Another benefit involves bringing a new industry to our otherwise stagnating South Jersey economy. The need for economic diversification is a belief shared by a variety of stakeholders. Republican County Executive, Dennis Levenson, touted Atlantic County’s leadership in alternative energy and state OSW to be aligned with the county’s economic diversification plan in a 2021 Insider NJ. The Atlantic County Economic Alliance, Atlantic County’s lead economic development group, has shown strong interest in OSW, not just as an economic catalyst in and of itself, but how it compliments aviation. The cargo capacity of Atlantic City Airport, a key economic driver in the region, can support OSW. The proposed aircraft maintenance academy aligns with OSW because the skills to repair turbines are similar to those used to repair aircraft engines. There is the potential for drones, key component of the NARTP research and development efforts, to be used for OSW turbine monitoring.

Our educational institutions here in South Jersey have recognized the value of OSW. Atlantic Cape Community College has established an OSW safety training program at its Atlantic City campus. ACIT has received a $1.5 million grant for OSW career development. This demonstrates the extent of the role that OSW plays in our economic growth.

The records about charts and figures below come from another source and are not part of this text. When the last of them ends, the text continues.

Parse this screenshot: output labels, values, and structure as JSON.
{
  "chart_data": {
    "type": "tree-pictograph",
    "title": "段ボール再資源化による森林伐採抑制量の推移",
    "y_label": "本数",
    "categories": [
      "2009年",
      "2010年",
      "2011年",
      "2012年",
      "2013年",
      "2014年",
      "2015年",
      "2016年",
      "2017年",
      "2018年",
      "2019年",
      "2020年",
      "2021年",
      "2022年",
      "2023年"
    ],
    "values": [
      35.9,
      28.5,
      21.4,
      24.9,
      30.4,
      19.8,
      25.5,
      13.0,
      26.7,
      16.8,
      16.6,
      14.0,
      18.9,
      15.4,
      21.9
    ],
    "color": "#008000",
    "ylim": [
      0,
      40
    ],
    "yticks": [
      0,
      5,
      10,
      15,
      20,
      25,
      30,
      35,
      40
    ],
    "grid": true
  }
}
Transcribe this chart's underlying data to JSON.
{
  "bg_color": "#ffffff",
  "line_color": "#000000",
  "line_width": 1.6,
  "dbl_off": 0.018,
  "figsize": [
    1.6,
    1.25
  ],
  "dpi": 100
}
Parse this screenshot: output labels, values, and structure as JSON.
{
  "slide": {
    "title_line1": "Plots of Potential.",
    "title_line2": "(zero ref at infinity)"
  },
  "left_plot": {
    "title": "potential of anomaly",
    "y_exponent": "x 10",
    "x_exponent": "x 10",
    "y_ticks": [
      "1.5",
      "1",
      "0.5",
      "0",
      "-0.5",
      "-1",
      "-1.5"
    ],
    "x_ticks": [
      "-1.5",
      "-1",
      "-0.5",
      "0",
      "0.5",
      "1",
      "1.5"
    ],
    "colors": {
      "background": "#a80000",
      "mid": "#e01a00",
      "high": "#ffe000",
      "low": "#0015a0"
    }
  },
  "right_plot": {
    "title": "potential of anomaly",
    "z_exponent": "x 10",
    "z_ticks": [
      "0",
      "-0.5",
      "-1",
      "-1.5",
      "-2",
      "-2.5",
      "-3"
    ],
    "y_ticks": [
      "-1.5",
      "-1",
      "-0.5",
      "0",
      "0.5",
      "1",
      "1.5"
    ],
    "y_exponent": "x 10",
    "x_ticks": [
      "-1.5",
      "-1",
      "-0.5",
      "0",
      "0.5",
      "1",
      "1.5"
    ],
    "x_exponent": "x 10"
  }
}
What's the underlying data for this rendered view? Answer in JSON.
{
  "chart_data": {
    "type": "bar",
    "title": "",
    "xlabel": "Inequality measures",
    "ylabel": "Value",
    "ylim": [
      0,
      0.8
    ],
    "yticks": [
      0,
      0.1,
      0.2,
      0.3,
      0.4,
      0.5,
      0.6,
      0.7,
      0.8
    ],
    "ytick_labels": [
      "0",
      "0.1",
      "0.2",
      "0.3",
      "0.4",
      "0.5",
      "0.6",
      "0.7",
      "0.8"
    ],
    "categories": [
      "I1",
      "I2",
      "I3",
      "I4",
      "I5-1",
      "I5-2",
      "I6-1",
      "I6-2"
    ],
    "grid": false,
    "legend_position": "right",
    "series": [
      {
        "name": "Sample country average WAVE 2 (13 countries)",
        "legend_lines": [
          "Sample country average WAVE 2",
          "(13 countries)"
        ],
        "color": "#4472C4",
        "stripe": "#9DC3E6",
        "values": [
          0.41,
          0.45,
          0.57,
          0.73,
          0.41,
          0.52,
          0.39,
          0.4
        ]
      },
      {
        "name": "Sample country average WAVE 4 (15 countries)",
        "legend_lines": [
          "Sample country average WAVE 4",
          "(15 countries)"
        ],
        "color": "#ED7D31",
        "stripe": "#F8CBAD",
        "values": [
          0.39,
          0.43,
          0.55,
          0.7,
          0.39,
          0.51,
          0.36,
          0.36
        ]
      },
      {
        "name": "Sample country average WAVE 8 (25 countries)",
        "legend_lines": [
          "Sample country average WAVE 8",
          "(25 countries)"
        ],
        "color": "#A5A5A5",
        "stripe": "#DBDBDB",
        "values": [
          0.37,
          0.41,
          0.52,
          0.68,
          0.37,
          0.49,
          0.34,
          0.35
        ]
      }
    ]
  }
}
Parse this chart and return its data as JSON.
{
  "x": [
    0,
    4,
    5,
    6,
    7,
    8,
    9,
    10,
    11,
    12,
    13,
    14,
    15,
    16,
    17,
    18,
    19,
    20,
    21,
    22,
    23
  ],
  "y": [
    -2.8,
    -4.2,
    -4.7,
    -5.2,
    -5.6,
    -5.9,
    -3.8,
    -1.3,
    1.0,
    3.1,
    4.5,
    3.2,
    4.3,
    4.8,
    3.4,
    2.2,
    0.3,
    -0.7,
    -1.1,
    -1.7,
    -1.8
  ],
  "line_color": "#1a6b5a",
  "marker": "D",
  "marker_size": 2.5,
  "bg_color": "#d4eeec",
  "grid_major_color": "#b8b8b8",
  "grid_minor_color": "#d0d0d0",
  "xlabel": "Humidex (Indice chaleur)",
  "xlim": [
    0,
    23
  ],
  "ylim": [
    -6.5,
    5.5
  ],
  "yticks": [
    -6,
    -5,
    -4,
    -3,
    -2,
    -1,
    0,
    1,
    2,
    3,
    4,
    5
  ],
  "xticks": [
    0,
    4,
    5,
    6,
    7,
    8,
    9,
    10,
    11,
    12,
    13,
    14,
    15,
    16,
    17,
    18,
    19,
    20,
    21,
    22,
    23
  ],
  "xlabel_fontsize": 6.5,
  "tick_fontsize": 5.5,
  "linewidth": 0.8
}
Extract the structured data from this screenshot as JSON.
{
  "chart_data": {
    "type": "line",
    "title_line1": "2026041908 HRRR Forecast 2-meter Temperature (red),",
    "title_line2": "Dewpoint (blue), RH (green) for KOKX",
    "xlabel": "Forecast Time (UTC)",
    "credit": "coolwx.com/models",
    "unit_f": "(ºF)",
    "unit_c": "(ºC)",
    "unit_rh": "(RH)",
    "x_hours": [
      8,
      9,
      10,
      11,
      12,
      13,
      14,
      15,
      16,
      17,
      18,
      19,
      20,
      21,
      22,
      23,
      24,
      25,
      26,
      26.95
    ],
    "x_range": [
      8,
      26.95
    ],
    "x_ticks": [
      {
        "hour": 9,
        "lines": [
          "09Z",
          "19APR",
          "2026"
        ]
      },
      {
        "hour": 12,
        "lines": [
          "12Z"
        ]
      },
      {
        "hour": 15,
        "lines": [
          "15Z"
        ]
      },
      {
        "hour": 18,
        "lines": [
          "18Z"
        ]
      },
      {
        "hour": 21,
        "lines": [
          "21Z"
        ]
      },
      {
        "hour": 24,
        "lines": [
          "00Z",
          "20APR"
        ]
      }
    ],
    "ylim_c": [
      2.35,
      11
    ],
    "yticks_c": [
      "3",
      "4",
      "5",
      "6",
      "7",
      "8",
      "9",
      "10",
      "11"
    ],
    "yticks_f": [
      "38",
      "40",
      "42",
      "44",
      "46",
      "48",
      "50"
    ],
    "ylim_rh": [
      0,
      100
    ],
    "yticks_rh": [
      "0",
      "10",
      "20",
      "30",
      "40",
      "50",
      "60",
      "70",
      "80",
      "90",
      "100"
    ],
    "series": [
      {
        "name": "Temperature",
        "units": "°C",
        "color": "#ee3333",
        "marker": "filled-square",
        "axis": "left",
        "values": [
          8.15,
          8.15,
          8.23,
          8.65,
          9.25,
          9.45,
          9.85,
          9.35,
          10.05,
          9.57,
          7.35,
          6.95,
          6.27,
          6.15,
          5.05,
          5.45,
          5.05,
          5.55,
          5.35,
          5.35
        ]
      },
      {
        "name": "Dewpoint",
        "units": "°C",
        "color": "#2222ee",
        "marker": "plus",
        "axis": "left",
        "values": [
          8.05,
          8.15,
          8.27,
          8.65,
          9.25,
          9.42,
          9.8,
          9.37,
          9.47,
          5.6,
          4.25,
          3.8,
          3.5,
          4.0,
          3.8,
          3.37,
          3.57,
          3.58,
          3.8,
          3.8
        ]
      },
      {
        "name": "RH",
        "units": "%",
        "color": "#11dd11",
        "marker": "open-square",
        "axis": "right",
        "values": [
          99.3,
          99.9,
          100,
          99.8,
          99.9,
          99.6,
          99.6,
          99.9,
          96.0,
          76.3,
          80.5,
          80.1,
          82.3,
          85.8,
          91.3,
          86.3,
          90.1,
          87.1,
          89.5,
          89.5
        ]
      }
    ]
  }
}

OSW is a boost for our country and region. Our regional elected officials, especially the Republicans, face a choice. They can follow the lead of the “do-nothing” Republicans in Congress and hold our regional economy back or they can lead us boldly into the future. Therefore, I implore the Atlantic County commission and Atlantic County municipal governments to pass resolutions in support of Offshore Wind.